Photo Credit: Grace Lawrence

On the fateful evening of Monday, the 26th of February, residents of Cutler Hall detected the smell of gas around 6 p.m. on the first floor. Mrs. Donegan, the dorm head of Cutler also smelled gas and immediately took action. Reflecting on her experience, she mentioned, “When I stepped into the hallway and smelled gas I immediately thought of Mr. Donegan, but then I realized it wasn’t that kind of gas smell.” She rounded up all the residents (some were sound asleep at the time) and herded them out to the meeting spot outside the front entrance. Campus security and the fire department were called to the scene. Prefects frantically rushed around knocking on doors and waking residents up in order to evacuate the dorm. The students gathered around the entryway to the building on the dining hall side and took roll call.

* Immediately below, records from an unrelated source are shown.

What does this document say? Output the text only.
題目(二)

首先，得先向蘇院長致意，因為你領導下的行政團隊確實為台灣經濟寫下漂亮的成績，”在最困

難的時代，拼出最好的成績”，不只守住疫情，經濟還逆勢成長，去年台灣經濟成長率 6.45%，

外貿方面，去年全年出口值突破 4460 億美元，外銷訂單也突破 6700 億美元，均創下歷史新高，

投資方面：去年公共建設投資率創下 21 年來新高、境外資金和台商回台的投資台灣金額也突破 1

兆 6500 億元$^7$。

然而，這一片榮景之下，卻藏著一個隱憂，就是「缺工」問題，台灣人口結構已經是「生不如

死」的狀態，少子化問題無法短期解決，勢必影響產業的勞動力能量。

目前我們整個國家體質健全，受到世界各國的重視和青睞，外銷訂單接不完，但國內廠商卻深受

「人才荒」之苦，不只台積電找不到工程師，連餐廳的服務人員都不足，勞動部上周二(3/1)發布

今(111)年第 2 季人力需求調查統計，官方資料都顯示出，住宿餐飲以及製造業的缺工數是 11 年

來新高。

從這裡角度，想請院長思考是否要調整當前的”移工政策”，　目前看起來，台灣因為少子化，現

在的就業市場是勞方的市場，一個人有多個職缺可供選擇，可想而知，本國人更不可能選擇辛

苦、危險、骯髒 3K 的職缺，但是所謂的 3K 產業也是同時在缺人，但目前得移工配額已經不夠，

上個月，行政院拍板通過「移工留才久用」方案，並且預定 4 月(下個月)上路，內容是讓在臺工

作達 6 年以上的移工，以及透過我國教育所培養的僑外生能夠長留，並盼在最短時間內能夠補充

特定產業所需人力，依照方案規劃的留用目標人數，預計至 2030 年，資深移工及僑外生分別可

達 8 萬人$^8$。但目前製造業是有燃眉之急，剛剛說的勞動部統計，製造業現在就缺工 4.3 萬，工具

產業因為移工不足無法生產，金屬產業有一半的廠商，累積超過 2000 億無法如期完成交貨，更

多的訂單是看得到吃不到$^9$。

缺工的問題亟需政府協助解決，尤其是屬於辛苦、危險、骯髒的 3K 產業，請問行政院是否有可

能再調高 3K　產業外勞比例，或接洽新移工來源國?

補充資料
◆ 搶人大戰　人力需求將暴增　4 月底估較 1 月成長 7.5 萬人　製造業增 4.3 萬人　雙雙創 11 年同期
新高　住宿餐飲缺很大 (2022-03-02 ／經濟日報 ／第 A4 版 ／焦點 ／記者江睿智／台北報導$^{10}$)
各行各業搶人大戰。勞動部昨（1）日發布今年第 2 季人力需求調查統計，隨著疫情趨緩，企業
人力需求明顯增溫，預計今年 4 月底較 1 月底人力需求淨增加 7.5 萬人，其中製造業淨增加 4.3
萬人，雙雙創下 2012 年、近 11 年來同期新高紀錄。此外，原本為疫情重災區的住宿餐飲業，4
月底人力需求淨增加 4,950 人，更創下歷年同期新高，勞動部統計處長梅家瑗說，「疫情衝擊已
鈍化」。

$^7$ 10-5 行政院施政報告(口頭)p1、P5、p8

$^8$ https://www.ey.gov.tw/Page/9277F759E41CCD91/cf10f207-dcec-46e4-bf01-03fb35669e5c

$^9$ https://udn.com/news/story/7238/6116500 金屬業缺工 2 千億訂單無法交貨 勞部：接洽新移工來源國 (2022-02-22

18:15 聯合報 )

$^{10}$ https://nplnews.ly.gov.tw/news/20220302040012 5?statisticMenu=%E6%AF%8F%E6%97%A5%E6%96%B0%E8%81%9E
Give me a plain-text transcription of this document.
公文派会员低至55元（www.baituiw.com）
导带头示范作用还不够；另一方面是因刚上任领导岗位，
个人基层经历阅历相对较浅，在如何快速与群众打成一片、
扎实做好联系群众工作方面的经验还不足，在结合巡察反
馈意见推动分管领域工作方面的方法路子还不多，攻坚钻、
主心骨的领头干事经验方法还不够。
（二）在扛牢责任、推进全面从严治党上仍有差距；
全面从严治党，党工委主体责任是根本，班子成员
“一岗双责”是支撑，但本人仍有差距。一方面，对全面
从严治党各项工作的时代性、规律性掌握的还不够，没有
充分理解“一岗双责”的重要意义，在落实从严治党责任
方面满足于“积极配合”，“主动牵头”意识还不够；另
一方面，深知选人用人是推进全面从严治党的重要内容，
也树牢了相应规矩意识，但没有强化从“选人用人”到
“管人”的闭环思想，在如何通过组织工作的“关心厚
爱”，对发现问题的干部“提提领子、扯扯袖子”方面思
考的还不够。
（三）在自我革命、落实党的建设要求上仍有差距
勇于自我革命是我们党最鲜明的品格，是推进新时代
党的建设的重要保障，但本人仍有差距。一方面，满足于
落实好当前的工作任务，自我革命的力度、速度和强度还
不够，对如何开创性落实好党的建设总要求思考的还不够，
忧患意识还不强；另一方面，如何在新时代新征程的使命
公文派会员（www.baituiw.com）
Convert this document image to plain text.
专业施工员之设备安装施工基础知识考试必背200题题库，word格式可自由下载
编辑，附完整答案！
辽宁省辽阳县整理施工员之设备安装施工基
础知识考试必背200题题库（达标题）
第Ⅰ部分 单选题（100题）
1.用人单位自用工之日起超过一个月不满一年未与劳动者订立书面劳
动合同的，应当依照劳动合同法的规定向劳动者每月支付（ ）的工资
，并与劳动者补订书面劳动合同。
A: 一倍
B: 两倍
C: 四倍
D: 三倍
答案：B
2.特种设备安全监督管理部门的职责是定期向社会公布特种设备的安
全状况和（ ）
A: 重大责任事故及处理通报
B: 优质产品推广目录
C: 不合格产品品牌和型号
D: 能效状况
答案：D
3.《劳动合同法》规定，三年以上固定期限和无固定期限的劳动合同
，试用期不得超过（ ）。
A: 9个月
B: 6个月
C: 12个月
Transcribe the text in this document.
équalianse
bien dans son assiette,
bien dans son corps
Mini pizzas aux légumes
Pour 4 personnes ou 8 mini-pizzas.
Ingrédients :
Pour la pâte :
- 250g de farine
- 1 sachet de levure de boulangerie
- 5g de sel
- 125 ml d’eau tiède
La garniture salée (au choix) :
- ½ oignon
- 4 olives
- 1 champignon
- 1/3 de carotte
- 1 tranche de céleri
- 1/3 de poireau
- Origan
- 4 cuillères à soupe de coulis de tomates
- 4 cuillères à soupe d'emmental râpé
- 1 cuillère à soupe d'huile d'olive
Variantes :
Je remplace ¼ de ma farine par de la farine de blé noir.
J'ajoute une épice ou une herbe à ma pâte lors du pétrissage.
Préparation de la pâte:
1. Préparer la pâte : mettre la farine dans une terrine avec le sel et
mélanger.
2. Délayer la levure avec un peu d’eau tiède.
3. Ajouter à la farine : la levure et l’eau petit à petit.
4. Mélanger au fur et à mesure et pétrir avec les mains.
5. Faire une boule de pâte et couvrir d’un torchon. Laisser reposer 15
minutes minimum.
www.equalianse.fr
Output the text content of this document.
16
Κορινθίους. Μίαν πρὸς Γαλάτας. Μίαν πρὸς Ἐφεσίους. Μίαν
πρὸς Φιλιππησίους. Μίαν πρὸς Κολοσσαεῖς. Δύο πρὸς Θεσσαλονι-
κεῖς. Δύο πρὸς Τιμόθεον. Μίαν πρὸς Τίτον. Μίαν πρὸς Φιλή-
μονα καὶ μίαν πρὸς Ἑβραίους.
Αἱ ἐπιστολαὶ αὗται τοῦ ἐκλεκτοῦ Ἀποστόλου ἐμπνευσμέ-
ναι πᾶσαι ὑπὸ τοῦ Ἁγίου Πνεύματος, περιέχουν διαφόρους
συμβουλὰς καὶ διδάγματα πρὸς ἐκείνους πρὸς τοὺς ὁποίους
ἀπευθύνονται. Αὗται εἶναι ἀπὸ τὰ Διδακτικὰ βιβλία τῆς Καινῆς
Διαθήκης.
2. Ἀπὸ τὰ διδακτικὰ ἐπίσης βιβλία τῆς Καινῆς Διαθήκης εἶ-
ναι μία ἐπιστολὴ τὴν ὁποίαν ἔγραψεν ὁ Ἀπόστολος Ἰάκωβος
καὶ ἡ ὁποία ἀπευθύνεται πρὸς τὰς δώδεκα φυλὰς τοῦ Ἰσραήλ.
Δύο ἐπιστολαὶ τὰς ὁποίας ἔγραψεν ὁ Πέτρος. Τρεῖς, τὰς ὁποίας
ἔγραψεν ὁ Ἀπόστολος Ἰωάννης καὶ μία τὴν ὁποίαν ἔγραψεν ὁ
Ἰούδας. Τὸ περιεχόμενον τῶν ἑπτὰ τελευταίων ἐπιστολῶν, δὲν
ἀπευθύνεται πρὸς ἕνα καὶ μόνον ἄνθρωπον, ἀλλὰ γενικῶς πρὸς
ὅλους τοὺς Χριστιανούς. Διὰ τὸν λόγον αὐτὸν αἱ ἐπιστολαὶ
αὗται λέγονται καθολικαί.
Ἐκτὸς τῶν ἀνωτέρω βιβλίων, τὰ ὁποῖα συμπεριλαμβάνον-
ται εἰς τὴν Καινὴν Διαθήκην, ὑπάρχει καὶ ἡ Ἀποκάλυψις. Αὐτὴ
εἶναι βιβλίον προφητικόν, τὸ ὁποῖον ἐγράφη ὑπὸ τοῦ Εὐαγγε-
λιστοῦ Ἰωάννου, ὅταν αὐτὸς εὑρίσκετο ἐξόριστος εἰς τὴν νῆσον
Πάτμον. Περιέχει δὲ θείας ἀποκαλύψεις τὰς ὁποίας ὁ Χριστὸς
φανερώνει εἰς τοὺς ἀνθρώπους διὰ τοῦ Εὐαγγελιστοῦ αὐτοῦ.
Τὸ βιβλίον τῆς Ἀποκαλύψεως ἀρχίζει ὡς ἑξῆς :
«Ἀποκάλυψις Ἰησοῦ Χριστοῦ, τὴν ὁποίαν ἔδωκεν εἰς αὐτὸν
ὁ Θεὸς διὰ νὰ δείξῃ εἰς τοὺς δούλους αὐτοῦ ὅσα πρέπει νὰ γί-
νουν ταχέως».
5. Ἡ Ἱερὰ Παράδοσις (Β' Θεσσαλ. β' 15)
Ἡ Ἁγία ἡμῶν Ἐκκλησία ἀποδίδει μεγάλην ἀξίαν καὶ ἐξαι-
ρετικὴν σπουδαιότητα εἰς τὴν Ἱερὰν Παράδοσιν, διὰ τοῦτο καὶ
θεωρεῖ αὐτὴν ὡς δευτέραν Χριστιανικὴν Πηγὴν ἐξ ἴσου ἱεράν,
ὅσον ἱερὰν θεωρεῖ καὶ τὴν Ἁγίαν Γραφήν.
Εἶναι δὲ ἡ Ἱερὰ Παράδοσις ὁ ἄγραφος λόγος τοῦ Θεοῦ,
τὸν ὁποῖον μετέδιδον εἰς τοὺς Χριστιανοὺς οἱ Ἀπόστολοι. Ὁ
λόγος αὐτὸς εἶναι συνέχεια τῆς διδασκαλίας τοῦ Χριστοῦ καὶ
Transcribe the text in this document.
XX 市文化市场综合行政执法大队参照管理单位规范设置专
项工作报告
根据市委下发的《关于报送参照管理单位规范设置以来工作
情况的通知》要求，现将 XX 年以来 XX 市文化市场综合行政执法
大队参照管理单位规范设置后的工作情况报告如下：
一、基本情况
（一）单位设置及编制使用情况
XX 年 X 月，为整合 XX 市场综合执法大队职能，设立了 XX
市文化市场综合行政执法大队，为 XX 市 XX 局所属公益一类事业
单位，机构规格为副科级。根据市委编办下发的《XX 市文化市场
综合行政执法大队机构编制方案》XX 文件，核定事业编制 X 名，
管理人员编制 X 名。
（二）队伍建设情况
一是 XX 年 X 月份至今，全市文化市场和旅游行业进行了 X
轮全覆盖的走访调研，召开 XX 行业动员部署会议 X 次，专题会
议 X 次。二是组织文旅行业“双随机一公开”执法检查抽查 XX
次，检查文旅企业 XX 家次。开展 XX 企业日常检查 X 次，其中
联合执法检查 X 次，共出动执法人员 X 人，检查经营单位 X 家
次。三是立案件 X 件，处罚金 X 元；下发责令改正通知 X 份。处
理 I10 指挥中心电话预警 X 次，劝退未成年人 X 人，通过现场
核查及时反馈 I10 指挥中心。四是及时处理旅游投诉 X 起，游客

Soon multiple fire trucks arrived and the students were forced to take refuge in the dining gym or Richmond. Not knowing what was truly happening, or how long it would take for the authorities to do to their job, the residents waited and wondered.

A few hours later, more information was released via an email blast to the entire Loomis community. The malicious gas had snuck into the dorm from the adjacent construction site and was working its way throughout the three floors of the dorm. A mix of carbon monoxide and exhaust fumes constituted this deadly gas. The mass of girls was herded into the overcrowded library for study hall where productivity levels were at an all time low. About halfway through study hall a motley crew of boys entered the library and the word quickly spread that officials had detected gas in Taylor dorm as well. With the members of two entire dorms displayed (nearly 100 or so people by estimation), the people in charge were faced with quite the task: where will all these children go.

With many different opinions and careful evaluation they decided on the following. The Cutler girls would be split up by floor and sent to Richmond, Howe, and Ammidon. The Taylor boys were sent to Flagg, Batch, and Wareham. Before they sent everyone to their adoptive home for the night, they allowed the students to take 5 minutes to gather their most valued belongings from their gas-infiltrated rooms. With belongings in hand the exiled students made the long trek towards their surrogate dorm. What ensued was a giant sleepover. To ease the transition and as a peace offering to the other dorms, pizza and ice cream were sent ahead of the nomad students.

The next day everything returned to normal and people were allowed back into their homes. But the tale of the gas attack will go down in Loomis history and hopefully everyone will remain vigilant on the status of their carbon monoxide detectors.